É muito provável que eu entrasse em casa e ela me olhasse de soslaio, sem entender, por cima do ombro. Depois, ela se voltava para a TV, como se mal tivesse percebido que eu tinha saído.
-O que você quer agora? ela dizia, enquanto eu me sentava no velho sofá à sua frente, chutando gentilmente uma caixa de pizza de uma semana e todas as moscas que viviam dentro dela.
- Nada", eu menti, "só passei aqui para ver se você estava bem. -
Ela resmungou uma resposta que não entendi, talvez reclamando que tinha acabado o uísque e por que não tinha esvaziado a máquina de lavar louça. Ela continuava assistindo a episódios antigos do SNL e nem sequer sorria ou ria. E eu me afundava em meu assento, provavelmente desejando ter morrido aqui no porão.
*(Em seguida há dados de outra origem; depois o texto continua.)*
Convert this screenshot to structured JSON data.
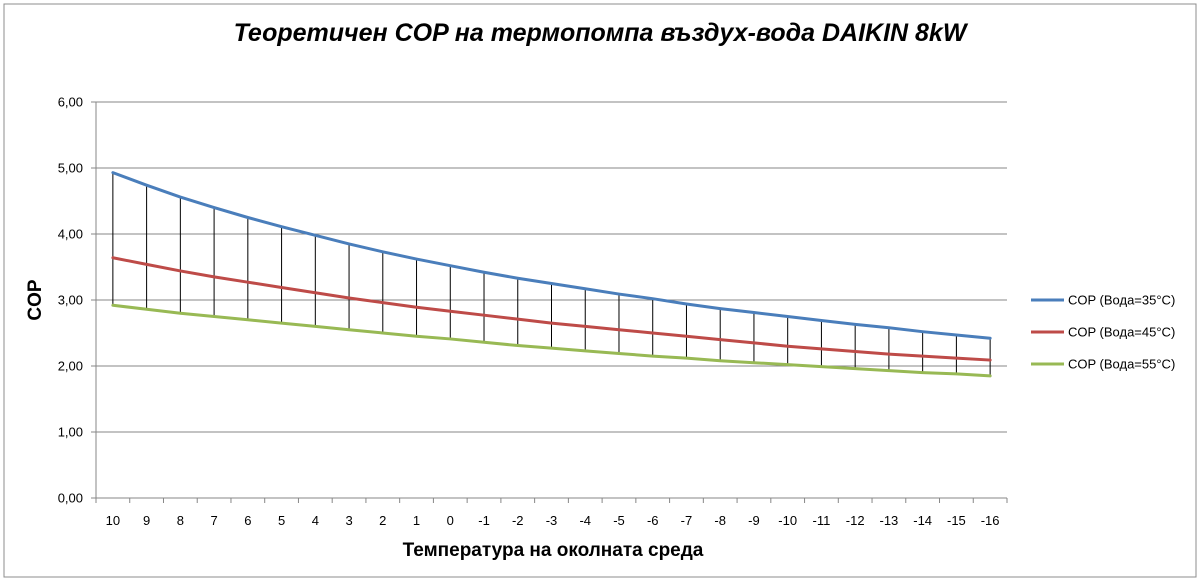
{
  "chart_data": {
    "type": "line",
    "title": "Теоретичен COP на термопомпа въздух-вода DAIKIN 8kW",
    "xlabel": "Температура на околната среда",
    "ylabel": "COP",
    "categories": [
      "10",
      "9",
      "8",
      "7",
      "6",
      "5",
      "4",
      "3",
      "2",
      "1",
      "0",
      "-1",
      "-2",
      "-3",
      "-4",
      "-5",
      "-6",
      "-7",
      "-8",
      "-9",
      "-10",
      "-11",
      "-12",
      "-13",
      "-14",
      "-15",
      "-16"
    ],
    "ylim": [
      0,
      6
    ],
    "y_ticks": [
      "0,00",
      "1,00",
      "2,00",
      "3,00",
      "4,00",
      "5,00",
      "6,00"
    ],
    "grid": true,
    "legend_position": "right",
    "drop_lines": true,
    "series": [
      {
        "name": "COP (Вода=35°C)",
        "color": "#4A7EBB",
        "values": [
          4.93,
          4.74,
          4.56,
          4.4,
          4.25,
          4.11,
          3.98,
          3.85,
          3.73,
          3.62,
          3.52,
          3.42,
          3.33,
          3.25,
          3.17,
          3.09,
          3.02,
          2.94,
          2.87,
          2.81,
          2.75,
          2.69,
          2.63,
          2.58,
          2.52,
          2.47,
          2.42
        ]
      },
      {
        "name": "COP (Вода=45°C)",
        "color": "#BE4B48",
        "values": [
          3.64,
          3.54,
          3.44,
          3.35,
          3.27,
          3.19,
          3.11,
          3.03,
          2.96,
          2.89,
          2.83,
          2.77,
          2.71,
          2.65,
          2.6,
          2.55,
          2.5,
          2.45,
          2.4,
          2.35,
          2.3,
          2.26,
          2.22,
          2.18,
          2.15,
          2.12,
          2.09
        ]
      },
      {
        "name": "COP (Вода=55°C)",
        "color": "#98B954",
        "values": [
          2.92,
          2.86,
          2.8,
          2.75,
          2.7,
          2.65,
          2.6,
          2.55,
          2.5,
          2.45,
          2.41,
          2.36,
          2.31,
          2.27,
          2.23,
          2.19,
          2.15,
          2.12,
          2.08,
          2.05,
          2.02,
          1.99,
          1.96,
          1.93,
          1.9,
          1.88,
          1.85
        ]
      }
    ]
  }
}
Quanto mais o tempo passava, mais meu peito doía, mais eu temia ir para casa, mais o ar se enchia com o fedor de merda e urina e menos eu não gostava da ideia de cair morto aqui e agora.
- Estamos sozinhos? - sussurrou Vale.
Sua pergunta foi respondida com um longo e prolongado silêncio, enquanto abríamos os ouvidos para esperar por outro silêncio que nunca chegava.
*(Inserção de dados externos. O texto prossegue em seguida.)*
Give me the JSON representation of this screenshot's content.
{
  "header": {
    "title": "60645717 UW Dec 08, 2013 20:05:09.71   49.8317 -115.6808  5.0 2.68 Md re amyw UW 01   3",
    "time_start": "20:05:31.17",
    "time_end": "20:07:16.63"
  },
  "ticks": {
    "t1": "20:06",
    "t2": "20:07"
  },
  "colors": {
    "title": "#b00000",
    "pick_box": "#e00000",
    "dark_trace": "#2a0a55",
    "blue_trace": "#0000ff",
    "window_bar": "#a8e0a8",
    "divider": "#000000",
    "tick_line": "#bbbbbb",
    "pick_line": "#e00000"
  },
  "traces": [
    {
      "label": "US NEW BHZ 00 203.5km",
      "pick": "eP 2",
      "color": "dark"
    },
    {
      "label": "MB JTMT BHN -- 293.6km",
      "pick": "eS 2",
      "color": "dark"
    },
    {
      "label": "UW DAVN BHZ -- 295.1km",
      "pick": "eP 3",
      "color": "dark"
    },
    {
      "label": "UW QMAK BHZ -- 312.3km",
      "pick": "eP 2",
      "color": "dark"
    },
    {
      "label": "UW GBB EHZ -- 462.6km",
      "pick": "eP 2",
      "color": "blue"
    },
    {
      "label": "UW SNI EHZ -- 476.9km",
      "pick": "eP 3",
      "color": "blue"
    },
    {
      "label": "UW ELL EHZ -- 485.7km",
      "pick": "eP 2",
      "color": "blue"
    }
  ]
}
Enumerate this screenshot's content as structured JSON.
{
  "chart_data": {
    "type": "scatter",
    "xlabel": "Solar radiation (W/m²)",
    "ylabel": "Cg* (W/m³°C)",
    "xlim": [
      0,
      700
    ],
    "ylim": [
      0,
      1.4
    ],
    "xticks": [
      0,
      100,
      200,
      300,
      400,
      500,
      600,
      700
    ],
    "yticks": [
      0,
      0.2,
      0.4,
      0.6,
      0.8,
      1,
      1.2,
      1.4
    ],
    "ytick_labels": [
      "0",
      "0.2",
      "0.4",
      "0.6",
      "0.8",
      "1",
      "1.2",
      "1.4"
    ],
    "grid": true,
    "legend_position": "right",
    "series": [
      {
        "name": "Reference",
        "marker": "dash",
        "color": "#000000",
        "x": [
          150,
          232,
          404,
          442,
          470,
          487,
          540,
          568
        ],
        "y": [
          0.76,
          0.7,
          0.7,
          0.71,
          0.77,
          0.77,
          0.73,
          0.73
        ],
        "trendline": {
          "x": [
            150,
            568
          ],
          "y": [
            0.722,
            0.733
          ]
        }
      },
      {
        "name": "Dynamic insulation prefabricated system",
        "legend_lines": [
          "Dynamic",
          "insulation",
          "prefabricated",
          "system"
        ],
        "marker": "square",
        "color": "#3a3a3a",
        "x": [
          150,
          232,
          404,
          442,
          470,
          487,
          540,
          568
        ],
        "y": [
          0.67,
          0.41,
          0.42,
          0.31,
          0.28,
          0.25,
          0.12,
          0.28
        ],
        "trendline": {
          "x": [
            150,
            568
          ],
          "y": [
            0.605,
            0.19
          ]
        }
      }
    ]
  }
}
- Você acha que podemos conversar agora? - perguntou ele.
-Sobre o que falar? -Mariela murmurou, com a voz ainda embargada pelas lágrimas. O que há para falar?
-Que porra aconteceu hoje? -Eu zombei.
-Camila, por que você acha que isso é engraçado? -perguntou Vale.
- Não é engraçado, é simplesmente absurdo", respondi.
- Absurdo? -
-Não, ele tem razão", acrescentou Mariela. "Como isso pôde acontecer conosco? É como um pesadelo.
-Talvez eu esteja louco, mas você se lembra daqueles dois esquisitos que eu lhe falei no posto de gasolina? -sussurrei. Acho que posso ter algo a ver com eles.
- O que você quer dizer com isso? - perguntou Renata.
Bem, não sei se foi só minha imaginação, mas juro que vi um dos caras andando perto do carro-patrulha. Pode não ter sido ele, mas ele tinha os mesmos óculos e o mesmo cabelo...
Espere, espere", Vale interrompeu, "Você acha que é você, Camilla? Que eles estavam obcecados por você e a seguiram, o que, três horas na estrada? E de alguma forma a encontraram e prepararam uma armadilha elaborada, apenas para sequestrá-la?
- Não, quero dizer, eu não sei. Não sei se a culpa é minha, sua ou apenas uma coincidência. Talvez eles tenham percebido que éramos americanos quando me ouviram falar e nos sequestraram porque acham que temos dinheiro? -
- Você falou com eles? -Gaspeou Mariela, levantando a voz, "Você é estúpido?
-Não, eu... -Gaguejei. Eu só estava comprando cigarros.
Vale suspirou ruidosamente, o que acionou um pequeno interruptor em meu cérebro e me fez entrar em ação.